Over the next few months, some independent bottler’s products are going to be available to Albertans for the first time (or for the first time in a while). The first of these will be the Single Cask Nation (SCN) out of the United States. For a number of years, they have had a cult like following through the releases they make available to their members. These tend to sell out extremely quickly.
In 2017, SCN created J & J Spirits, which consisted of a line of bottlings that could be bought at whisky shops and enjoyed in bars. Later this year, we’ll be able to enjoy a number of these products. These will also be single cask offerings. In the past, these releases have focused not only on Scottish distilleries such as Linkwood, Ben Nevis and Laphroaig, but also whiskies from America and rums from around the world.
Although PWS Imports will be making sure that a few releases make it to store shelves, Mike Brisebois’ Whisky Explorer Society members will have first crack at the bat with the opportunity to order the whisky under review today. Very soon, PWS Imports’ Single Cask Clan members will have their own SCN release. At around that time, other J & J bottles will show up in stores.
This Whisky Explorer Society SCN release is a nine year blended malt matured in a first fill sherry butt and bottled at 65.4% abv. The blend is comprised of single malts that fall under the Edrington group of brands. Although which distilleries are represented in here is a secret, Highland Park and Macallan are strong possibilities.
Nose: There’s Highland Park in here. Highland Park or I’m a fool. Rich honey and just a whiff of heathered peat. This is not a sherry bomb on the nose at all. For those of you who have tried the latest batch of Old Perth Cask Strength, this nose will be very familiar to you. Lots of red berries and light stone fruits. Strawberries, peaches, nectarines and a little bit of raspberry. After a while a bit of a shortbread note is noticeable in the background. Besides ground ginger, I’m not getting a lot of baking spices here. There’s maybe a bit of European oak, but this one is very distillate forward on the nose at least.

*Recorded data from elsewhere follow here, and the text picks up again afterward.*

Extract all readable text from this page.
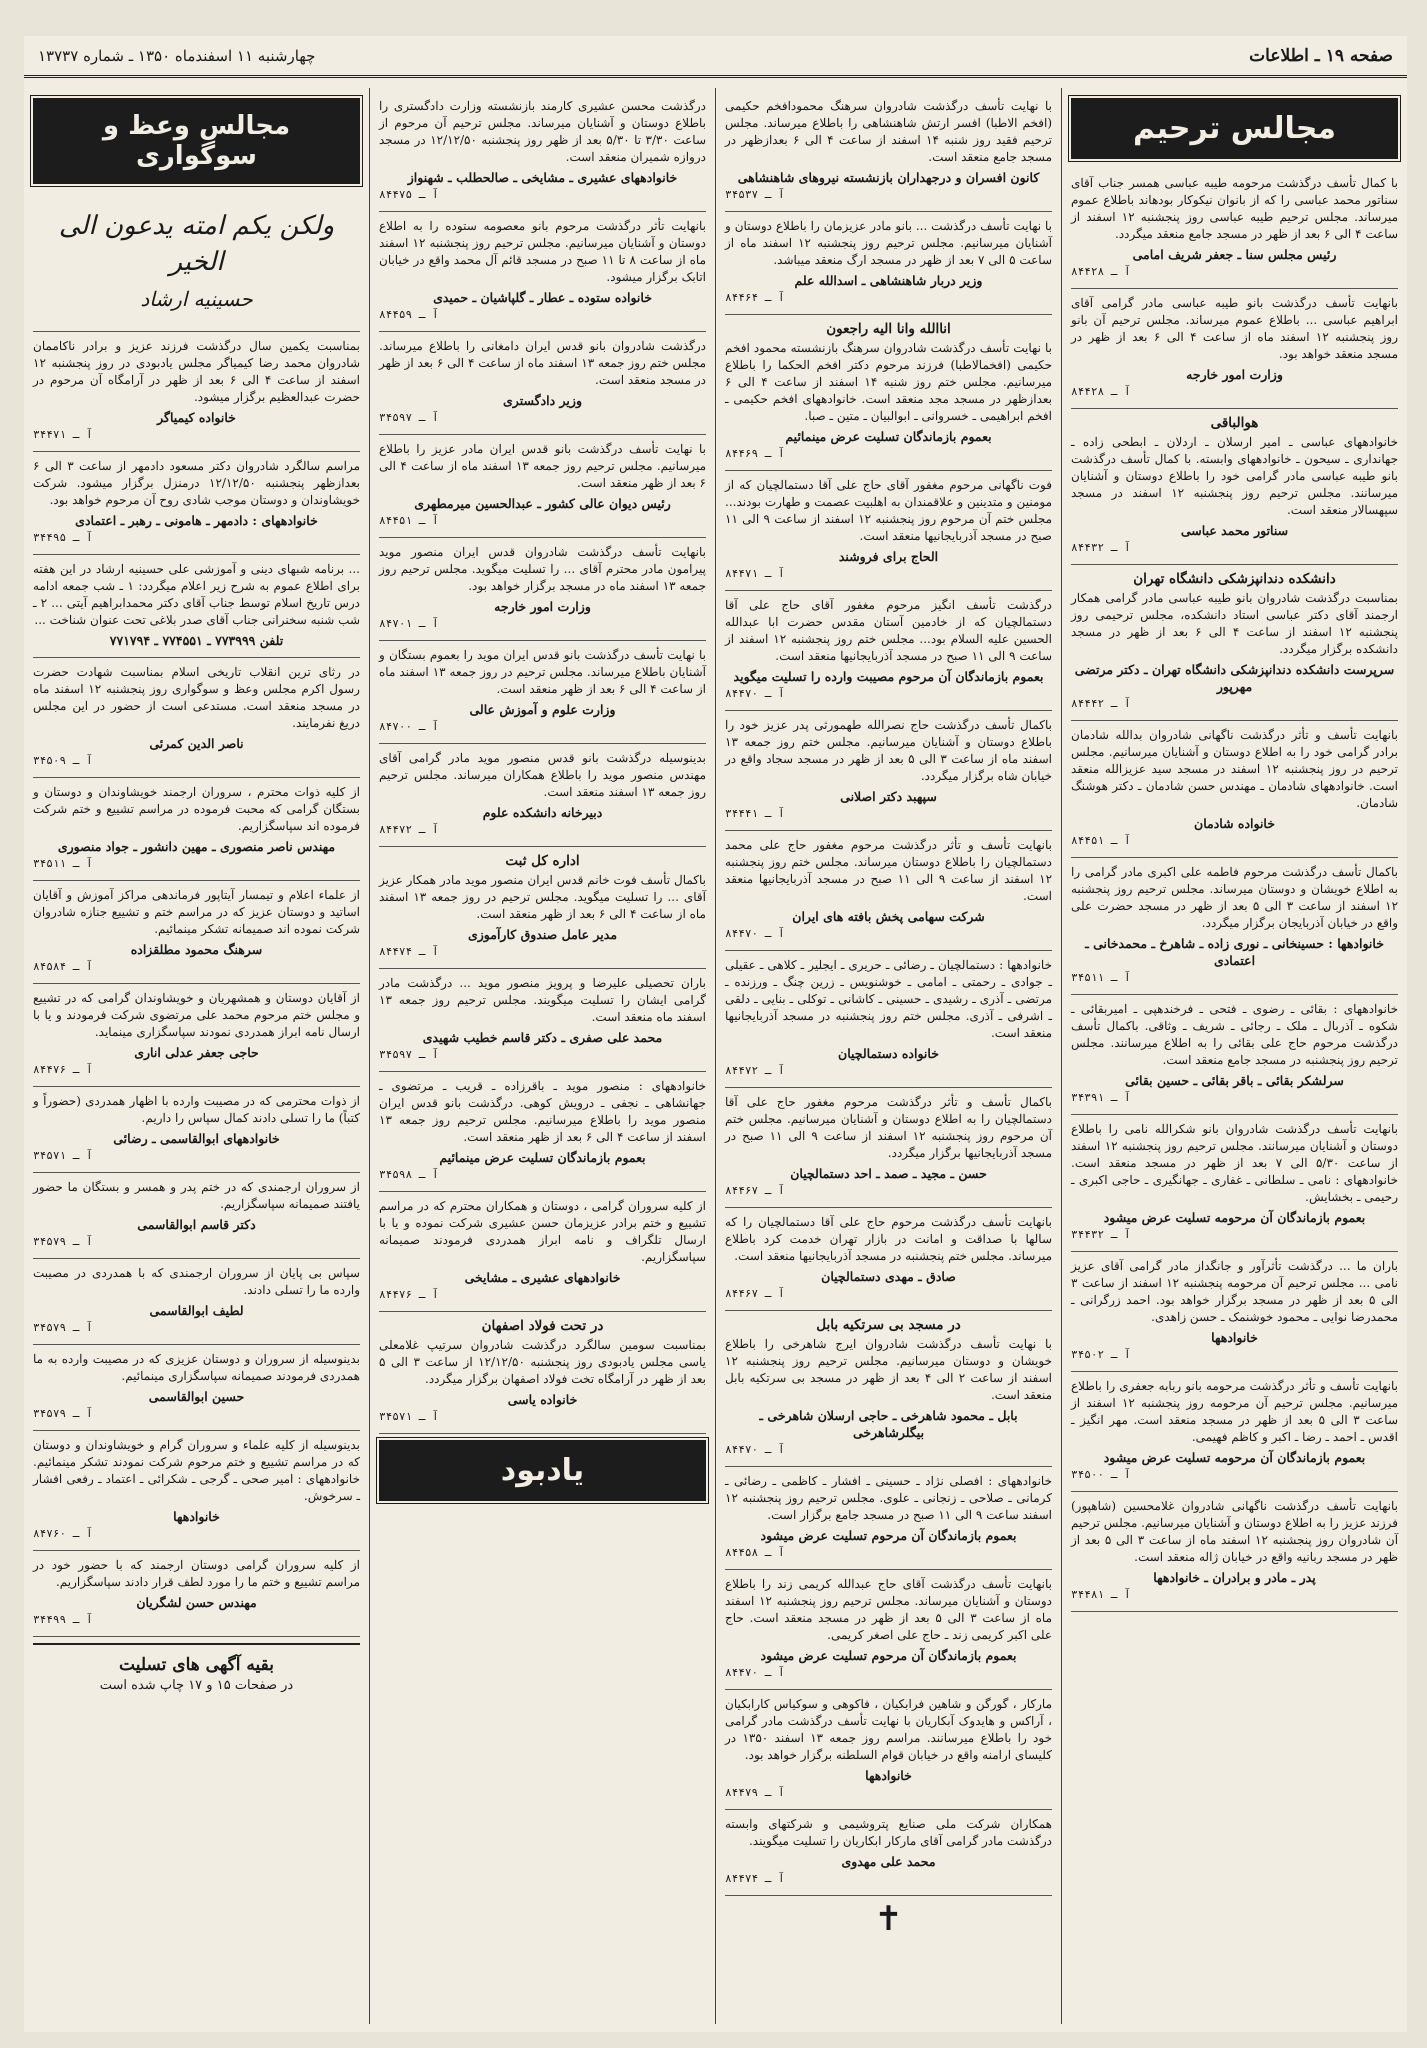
صفحه ۱۹ ـ اطلاعات
چهارشنبه ۱۱ اسفندماه ۱۳۵۰ ـ شماره ۱۳۷۳۷
مجالس ترحیم
با کمال تأسف درگذشت مرحومه طیبه عباسی همسر جناب آقای سناتور محمد عباسی را که از بانوان نیکوکار بودهاند باطلاع عموم میرساند. مجلس ترحیم طیبه عباسی روز پنجشنبه ۱۲ اسفند از ساعت ۴ الی ۶ بعد از ظهر در مسجد جامع منعقد میگردد.
رئیس مجلس سنا ـ جعفر شریف امامی
آ ـ ۸۴۴۲۸
بانهایت تأسف درگذشت بانو طیبه عباسی مادر گرامی آقای ابراهیم عباسی ... باطلاع عموم میرساند. مجلس ترحیم آن بانو روز پنجشنبه ۱۲ اسفند ماه از ساعت ۴ الی ۶ بعد از ظهر در مسجد منعقد خواهد بود.
وزارت امور خارجه
آ ـ ۸۴۴۲۸
هوالباقی
خانوادههای عباسی ـ امیر ارسلان ـ اردلان ـ ابطحی زاده ـ جهانداری ـ سیحون ـ خانوادههای وابسته. با کمال تأسف درگذشت بانو طیبه عباسی مادر گرامی خود را باطلاع دوستان و آشنایان میرسانند. مجلس ترحیم روز پنجشنبه ۱۲ اسفند در مسجد سپهسالار منعقد است.
سناتور محمد عباسی
آ ـ ۸۴۴۳۲
دانشکده دندانپزشکی دانشگاه تهران
بمناسبت درگذشت شادروان بانو طیبه عباسی مادر گرامی همکار ارجمند آقای دکتر عباسی استاد دانشکده، مجلس ترحیمی روز پنجشنبه ۱۲ اسفند از ساعت ۴ الی ۶ بعد از ظهر در مسجد دانشکده برگزار میگردد.
سرپرست دانشکده دندانپزشکی دانشگاه تهران ـ دکتر مرتضی مهرپور
آ ـ ۸۴۴۴۲
بانهایت تأسف و تأثر درگذشت ناگهانی شادروان بدالله شادمان برادر گرامی خود را به اطلاع دوستان و آشنایان میرسانیم. مجلس ترحیم در روز پنجشنبه ۱۲ اسفند در مسجد سید عزیزالله منعقد است. خانوادههای شادمان ـ مهندس حسن شادمان ـ دکتر هوشنگ شادمان.
خانواده شادمان
آ ـ ۸۴۴۵۱
باکمال تأسف درگذشت مرحوم فاطمه علی اکبری مادر گرامی را به اطلاع خویشان و دوستان میرساند. مجلس ترحیم روز پنجشنبه ۱۲ اسفند از ساعت ۳ الی ۵ بعد از ظهر در مسجد حضرت علی واقع در خیابان آذربایجان برگزار میگردد.
خانوادهها : حسینخانی ـ نوری زاده ـ شاهرخ ـ محمدخانی ـ اعتمادی
آ ـ ۳۴۵۱۱
خانوادههای : بقائی ـ رضوی ـ فتحی ـ فرخندهپی ـ امیربقائی ـ شکوه ـ آذربال ـ ملک ـ رجائی ـ شریف ـ وثاقی. باکمال تأسف درگذشت مرحوم حاج علی بقائی را به اطلاع میرسانند. مجلس ترحیم روز پنجشنبه در مسجد جامع منعقد است.
سرلشکر بقائی ـ باقر بقائی ـ حسین بقائی
آ ـ ۳۴۳۹۱
بانهایت تأسف درگذشت شادروان بانو شکرالله نامی را باطلاع دوستان و آشنایان میرسانند. مجلس ترحیم روز پنجشنبه ۱۲ اسفند از ساعت ۵/۳۰ الی ۷ بعد از ظهر در مسجد منعقد است. خانوادههای : نامی ـ سلطانی ـ غفاری ـ جهانگیری ـ حاجی اکبری ـ رحیمی ـ بخشایش.
بعموم بازماندگان آن مرحومه تسلیت عرض میشود
آ ـ ۳۴۴۳۲
باران ما ... درگذشت تأثرآور و جانگداز مادر گرامی آقای عزیز نامی ... مجلس ترحیم آن مرحومه پنجشنبه ۱۲ اسفند از ساعت ۳ الی ۵ بعد از ظهر در مسجد برگزار خواهد بود. احمد زرگرانی ـ محمدرضا نوایی ـ محمود خوشنمک ـ حسن زاهدی.
خانوادهها
آ ـ ۳۴۵۰۲
بانهایت تأسف و تأثر درگذشت مرحومه بانو ربابه جعفری را باطلاع میرسانیم. مجلس ترحیم آن مرحومه روز پنجشنبه ۱۲ اسفند از ساعت ۳ الی ۵ بعد از ظهر در مسجد منعقد است. مهر انگیز ـ اقدس ـ احمد ـ رضا ـ اکبر و کاظم فهیمی.
بعموم بازماندگان آن مرحومه تسلیت عرض میشود
آ ـ ۳۴۵۰۰
بانهایت تأسف درگذشت ناگهانی شادروان غلامحسین (شاهپور) فرزند عزیز را به اطلاع دوستان و آشنایان میرسانیم. مجلس ترحیم آن شادروان روز پنجشنبه ۱۲ اسفند ماه از ساعت ۳ الی ۵ بعد از ظهر در مسجد ربانیه واقع در خیابان ژاله منعقد است.
پدر ـ مادر و برادران ـ خانوادهها
آ ـ ۳۴۴۸۱
با نهایت تأسف درگذشت شادروان سرهنگ محمودافخم حکیمی (افخم الاطبا) افسر ارتش شاهنشاهی را باطلاع میرساند. مجلس ترحیم فقید روز شنبه ۱۴ اسفند از ساعت ۴ الی ۶ بعدازظهر در مسجد جامع منعقد است.
کانون افسران و درجهداران بازنشسته نیروهای شاهنشاهی
آ ـ ۳۴۵۳۷
با نهایت تأسف درگذشت ... بانو مادر عزیزمان را باطلاع دوستان و آشنایان میرسانیم. مجلس ترحیم روز پنجشنبه ۱۲ اسفند ماه از ساعت ۵ الی ۷ بعد از ظهر در مسجد ارگ منعقد میباشد.
وزیر دربار شاهنشاهی ـ اسدالله علم
آ ـ ۸۴۴۶۴
اناالله وانا الیه راجعون
با نهایت تأسف درگذشت شادروان سرهنگ بازنشسته محمود افخم حکیمی (افخمالاطبا) فرزند مرحوم دکتر افخم الحکما را باطلاع میرسانیم. مجلس ختم روز شنبه ۱۴ اسفند از ساعت ۴ الی ۶ بعدازظهر در مسجد مجد منعقد است. خانوادههای افخم حکیمی ـ افخم ابراهیمی ـ خسروانی ـ ابوالبیان ـ متین ـ صبا.
بعموم بازماندگان تسلیت عرض مینمائیم
آ ـ ۸۴۴۶۹
فوت ناگهانی مرحوم مغفور آقای حاج علی آقا دستمالچیان که از مومنین و متدینین و علاقمندان به اهلبیت عصمت و طهارت بودند... مجلس ختم آن مرحوم روز پنجشنبه ۱۲ اسفند از ساعت ۹ الی ۱۱ صبح در مسجد آذربایجانیها منعقد است.
الحاج برای فروشند
آ ـ ۸۴۴۷۱
درگذشت تأسف انگیز مرحوم مغفور آقای حاج علی آقا دستمالچیان که از خادمین آستان مقدس حضرت ابا عبدالله الحسین علیه السلام بود... مجلس ختم روز پنجشنبه ۱۲ اسفند از ساعت ۹ الی ۱۱ صبح در مسجد آذربایجانیها منعقد است.
بعموم بازماندگان آن مرحوم مصیبت وارده را تسلیت میگوید
آ ـ ۸۴۴۷۰
باکمال تأسف درگذشت حاج نصرالله طهمورثی پدر عزیز خود را باطلاع دوستان و آشنایان میرسانیم. مجلس ختم روز جمعه ۱۳ اسفند ماه از ساعت ۳ الی ۵ بعد از ظهر در مسجد سجاد واقع در خیابان شاه برگزار میگردد.
سپهبد دکتر اصلانی
آ ـ ۳۴۴۴۱
بانهایت تأسف و تأثر درگذشت مرحوم مغفور حاج علی محمد دستمالچیان را باطلاع دوستان میرساند. مجلس ختم روز پنجشنبه ۱۲ اسفند از ساعت ۹ الی ۱۱ صبح در مسجد آذربایجانیها منعقد است.
شرکت سهامی پخش بافته های ایران
آ ـ ۸۴۴۷۰
خانوادهها : دستمالچیان ـ رضائی ـ حریری ـ ایجلیر ـ کلاهی ـ عقیلی ـ جوادی ـ رحمتی ـ امامی ـ خوشنویس ـ زرین چنگ ـ ورزنده ـ مرتضی ـ آذری ـ رشیدی ـ حسینی ـ کاشانی ـ توکلی ـ بنایی ـ دلقی ـ اشرفی ـ آذری. مجلس ختم روز پنجشنبه در مسجد آذربایجانیها منعقد است.
خانواده دستمالچیان
آ ـ ۸۴۴۷۲
باکمال تأسف و تأثر درگذشت مرحوم مغفور حاج علی آقا دستمالچیان را به اطلاع دوستان و آشنایان میرسانیم. مجلس ختم آن مرحوم روز پنجشنبه ۱۲ اسفند از ساعت ۹ الی ۱۱ صبح در مسجد آذربایجانیها برگزار میگردد.
حسن ـ مجید ـ صمد ـ احد دستمالچیان
آ ـ ۸۴۴۶۷
بانهایت تأسف درگذشت مرحوم حاج علی آقا دستمالچیان را که سالها با صداقت و امانت در بازار تهران خدمت کرد باطلاع میرساند. مجلس ختم پنجشنبه در مسجد آذربایجانیها منعقد است.
صادق ـ مهدی دستمالچیان
آ ـ ۸۴۴۶۷
در مسجد بی سرتکیه بابل
با نهایت تأسف درگذشت شادروان ایرج شاهرخی را باطلاع خویشان و دوستان میرسانیم. مجلس ترحیم روز پنجشنبه ۱۲ اسفند از ساعت ۲ الی ۴ بعد از ظهر در مسجد بی سرتکیه بابل منعقد است.
بابل ـ محمود شاهرخی ـ حاجی ارسلان شاهرخی ـ بیگلرشاهرخی
آ ـ ۸۴۴۷۰
خانوادههای : افصلی نژاد ـ حسینی ـ افشار ـ کاظمی ـ رضائی ـ کرمانی ـ صلاحی ـ زنجانی ـ علوی. مجلس ترحیم روز پنجشنبه ۱۲ اسفند ساعت ۹ الی ۱۱ صبح در مسجد جامع برگزار است.
بعموم بازماندگان آن مرحوم تسلیت عرض میشود
آ ـ ۸۴۴۵۸
بانهایت تأسف درگذشت آقای حاج عبدالله کریمی زند را باطلاع دوستان و آشنایان میرساند. مجلس ترحیم روز پنجشنبه ۱۲ اسفند ماه از ساعت ۳ الی ۵ بعد از ظهر در مسجد منعقد است. حاج علی اکبر کریمی زند ـ حاج علی اصغر کریمی.
بعموم بازماندگان آن مرحوم تسلیت عرض میشود
آ ـ ۸۴۴۷۰
مارکار ، گورگن و شاهین فرابکیان ، فاکوهی و سوکیاس کارابکیان ، آراکس و هایدوک آبکاریان با نهایت تأسف درگذشت مادر گرامی خود را باطلاع میرسانند. مراسم روز جمعه ۱۳ اسفند ۱۳۵۰ در کلیسای ارامنه واقع در خیابان قوام السلطنه برگزار خواهد بود.
خانوادهها
آ ـ ۸۴۴۷۹
همکاران شرکت ملی صنایع پتروشیمی و شرکتهای وابسته درگذشت مادر گرامی آقای مارکار ابکاریان را تسلیت میگویند.
محمد علی مهدوی
آ ـ ۸۴۴۷۴
✝
درگذشت محسن عشیری کارمند بازنشسته وزارت دادگستری را باطلاع دوستان و آشنایان میرساند. مجلس ترحیم آن مرحوم از ساعت ۳/۳۰ تا ۵/۳۰ بعد از ظهر روز پنجشنبه ۱۲/۱۲/۵۰ در مسجد دروازه شمیران منعقد است.
خانوادههای عشیری ـ مشایخی ـ صالحطلب ـ شهنواز
آ ـ ۸۴۴۷۵
بانهایت تأثر درگذشت مرحوم بانو معصومه ستوده را به اطلاع دوستان و آشنایان میرسانیم. مجلس ترحیم روز پنجشنبه ۱۲ اسفند ماه از ساعت ۸ تا ۱۱ صبح در مسجد قائم آل محمد واقع در خیابان اتابک برگزار میشود.
خانواده ستوده ـ عطار ـ گلپاشیان ـ حمیدی
آ ـ ۸۴۴۵۹
درگذشت شادروان بانو قدس ایران دامغانی را باطلاع میرساند. مجلس ختم روز جمعه ۱۳ اسفند ماه از ساعت ۴ الی ۶ بعد از ظهر در مسجد منعقد است.
وزیر دادگستری
آ ـ ۳۴۵۹۷
با نهایت تأسف درگذشت بانو قدس ایران مادر عزیز را باطلاع میرسانیم. مجلس ترحیم روز جمعه ۱۳ اسفند ماه از ساعت ۴ الی ۶ بعد از ظهر منعقد است.
رئیس دیوان عالی کشور ـ عبدالحسین میرمطهری
آ ـ ۸۴۴۵۱
بانهایت تأسف درگذشت شادروان قدس ایران منصور موید پیرامون مادر محترم آقای ... را تسلیت میگوید. مجلس ترحیم روز جمعه ۱۳ اسفند ماه در مسجد برگزار خواهد بود.
وزارت امور خارجه
آ ـ ۸۴۷۰۱
با نهایت تأسف درگذشت بانو قدس ایران موید را بعموم بستگان و آشنایان باطلاع میرساند. مجلس ترحیم در روز جمعه ۱۳ اسفند ماه از ساعت ۴ الی ۶ بعد از ظهر منعقد است.
وزارت علوم و آموزش عالی
آ ـ ۸۴۷۰۰
بدینوسیله درگذشت بانو قدس منصور موید مادر گرامی آقای مهندس منصور موید را باطلاع همکاران میرساند. مجلس ترحیم روز جمعه ۱۳ اسفند منعقد است.
دبیرخانه دانشکده علوم
آ ـ ۸۴۴۷۲
اداره کل ثبت
باکمال تأسف فوت خانم قدس ایران منصور موید مادر همکار عزیز آقای ... را تسلیت میگوید. مجلس ترحیم در روز جمعه ۱۳ اسفند ماه از ساعت ۴ الی ۶ بعد از ظهر منعقد است.
مدیر عامل صندوق کارآموزی
آ ـ ۸۴۴۷۴
باران تحصیلی علیرضا و پرویز منصور موید ... درگذشت مادر گرامی ایشان را تسلیت میگویند. مجلس ترحیم روز جمعه ۱۳ اسفند ماه منعقد است.
محمد علی صفری ـ دکتر قاسم خطیب شهیدی
آ ـ ۳۴۵۹۷
خانوادههای : منصور موید ـ باقرزاده ـ قریب ـ مرتضوی ـ جهانشاهی ـ نجفی ـ درویش کوهی. درگذشت بانو قدس ایران منصور موید را باطلاع میرسانیم. مجلس ترحیم روز جمعه ۱۳ اسفند از ساعت ۴ الی ۶ بعد از ظهر منعقد است.
بعموم بازماندگان تسلیت عرض مینمائیم
آ ـ ۳۴۵۹۸
از کلیه سروران گرامی ، دوستان و همکاران محترم که در مراسم تشییع و ختم برادر عزیزمان حسن عشیری شرکت نموده و یا با ارسال تلگراف و نامه ابراز همدردی فرمودند صمیمانه سپاسگزاریم.
خانوادههای عشیری ـ مشایخی
آ ـ ۸۴۴۷۶
در تحت فولاد اصفهان
بمناسبت سومین سالگرد درگذشت شادروان سرتیپ غلامعلی یاسی مجلس یادبودی روز پنجشنبه ۱۲/۱۲/۵۰ از ساعت ۳ الی ۵ بعد از ظهر در آرامگاه تخت فولاد اصفهان برگزار میگردد.
خانواده یاسی
آ ـ ۳۴۵۷۱
یادبود
مجالس وعظ و سوگواری
ولکن یکم امته یدعون الی الخیر
حسینیه ارشاد
بمناسبت یکمین سال درگذشت فرزند عزیز و برادر ناکاممان شادروان محمد رضا کیمیاگر مجلس یادبودی در روز پنجشنبه ۱۲ اسفند از ساعت ۴ الی ۶ بعد از ظهر در آرامگاه آن مرحوم در حضرت عبدالعظیم برگزار میشود.
خانواده کیمیاگر
آ ـ ۳۴۴۷۱
مراسم سالگرد شادروان دکتر مسعود دادمهر از ساعت ۳ الی ۶ بعدازظهر پنجشنبه ۱۲/۱۲/۵۰ درمنزل برگزار میشود. شرکت خویشاوندان و دوستان موجب شادی روح آن مرحوم خواهد بود.
خانوادههای : دادمهر ـ هامونی ـ رهبر ـ اعتمادی
آ ـ ۳۴۴۹۵
... برنامه شبهای دینی و آموزشی علی حسینیه ارشاد در این هفته برای اطلاع عموم به شرح زیر اعلام میگردد: ۱ ـ شب جمعه ادامه درس تاریخ اسلام توسط جناب آقای دکتر محمدابراهیم آیتی ... ۲ ـ شب شنبه سخنرانی جناب آقای صدر بلاغی تحت عنوان شناخت ...
تلفن ۷۷۳۹۹۹ ـ ۷۷۴۵۵۱ ـ ۷۷۱۷۹۴
در رثای ترین انقلاب تاریخی اسلام بمناسبت شهادت حضرت رسول اکرم مجلس وعظ و سوگواری روز پنجشنبه ۱۲ اسفند ماه در مسجد منعقد است. مستدعی است از حضور در این مجلس دریغ نفرمایند.
ناصر الدین کمرئی
آ ـ ۳۴۵۰۹
از کلیه ذوات محترم ، سروران ارجمند خویشاوندان و دوستان و بستگان گرامی که محبت فرموده در مراسم تشییع و ختم شرکت فرموده اند سپاسگزاریم.
مهندس ناصر منصوری ـ مهین دانشور ـ جواد منصوری
آ ـ ۳۴۵۱۱
از علماء اعلام و تیمسار آیتاپور فرماندهی مراکز آموزش و آقایان اساتید و دوستان عزیز که در مراسم ختم و تشییع جنازه شادروان شرکت نموده اند صمیمانه تشکر مینمائیم.
سرهنگ محمود مطلقزاده
آ ـ ۸۴۵۸۴
از آقایان دوستان و همشهریان و خویشاوندان گرامی که در تشییع و مجلس ختم مرحوم محمد علی مرتضوی شرکت فرمودند و یا با ارسال نامه ابراز همدردی نمودند سپاسگزاری مینماید.
حاجی جعفر عدلی اناری
آ ـ ۸۴۴۷۶
از ذوات محترمی که در مصیبت وارده با اظهار همدردی (حضوراً و کتباً) ما را تسلی دادند کمال سپاس را داریم.
خانوادههای ابوالقاسمی ـ رضائی
آ ـ ۳۴۵۷۱
از سروران ارجمندی که در ختم پدر و همسر و بستگان ما حضور یافتند صمیمانه سپاسگزاریم.
دکتر قاسم ابوالقاسمی
آ ـ ۳۴۵۷۹
سپاس بی پایان از سروران ارجمندی که با همدردی در مصیبت وارده ما را تسلی دادند.
لطیف ابوالقاسمی
آ ـ ۳۴۵۷۹
بدینوسیله از سروران و دوستان عزیزی که در مصیبت وارده به ما همدردی فرمودند صمیمانه سپاسگزاری مینمائیم.
حسین ابوالقاسمی
آ ـ ۳۴۵۷۹
بدینوسیله از کلیه علماء و سروران گرام و خویشاوندان و دوستان که در مراسم تشییع و ختم مرحوم شرکت نمودند تشکر مینمائیم. خانوادههای : امیر صحی ـ گرجی ـ شکرائی ـ اعتماد ـ رفعی افشار ـ سرخوش.
خانوادهها
آ ـ ۸۴۷۶۰
از کلیه سروران گرامی دوستان ارجمند که با حضور خود در مراسم تشییع و ختم ما را مورد لطف قرار دادند سپاسگزاریم.
مهندس حسن لشگریان
آ ـ ۳۴۴۹۹
بقیه آگهی های تسلیت
در صفحات ۱۵ و ۱۷ چاپ شده است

Palate: For such a high abv whisky, the entry is pretty measured in terms of length. Werther’s Original caramels, orange zest, stewed red fruits. A little bit of vanilla extract and ground almond. The oak is much more pronounced in the mouth than on the nose, but there is enough citrus and sweetness to prevent the development from being too drying. The ginger and white pepper slowly build, but don’t overwhelm the experience. The caramel changes to sponge toffee towards the end of the development. Some ground clove is at the end as well.
Finish: Medium in length, but pleasant. Fading spice and oak. A bit of medium dark chocolate. The lingering citrus prevents this from being too drying. Going back to the Old Perth Cask Strength comparison again, there is much less youthfulness in this SCN bottle. There’s a depth to this that defies it’s age.
With water added…
There’s a little bit more oak on the nose now. There’s some clove joining the ginger and the caramel has been replaced by a light sponge toffee. The ground almond that I got on the entry has moved up into the nose as well. The entry is sweeter and creamier now. Almond brittle and chocolate fudge have joined the party. That fudge note carries all the way through the development, which is a good thing as the oak is a little more prevalent now. The balance is maintained. The finish is more oak forward, but not overly bitter.
Once again, this is a friendly reminder not to sleep on blended malts. Or any blends for that matter. When done right, these offer exceptional value for your money. It may be frustrating to some that there is sometimes a lack of an age statement (or that’s not the case here) and the origins of the blend are opaque, but my motto is, if it tastes good, those unknowns kind of melt away.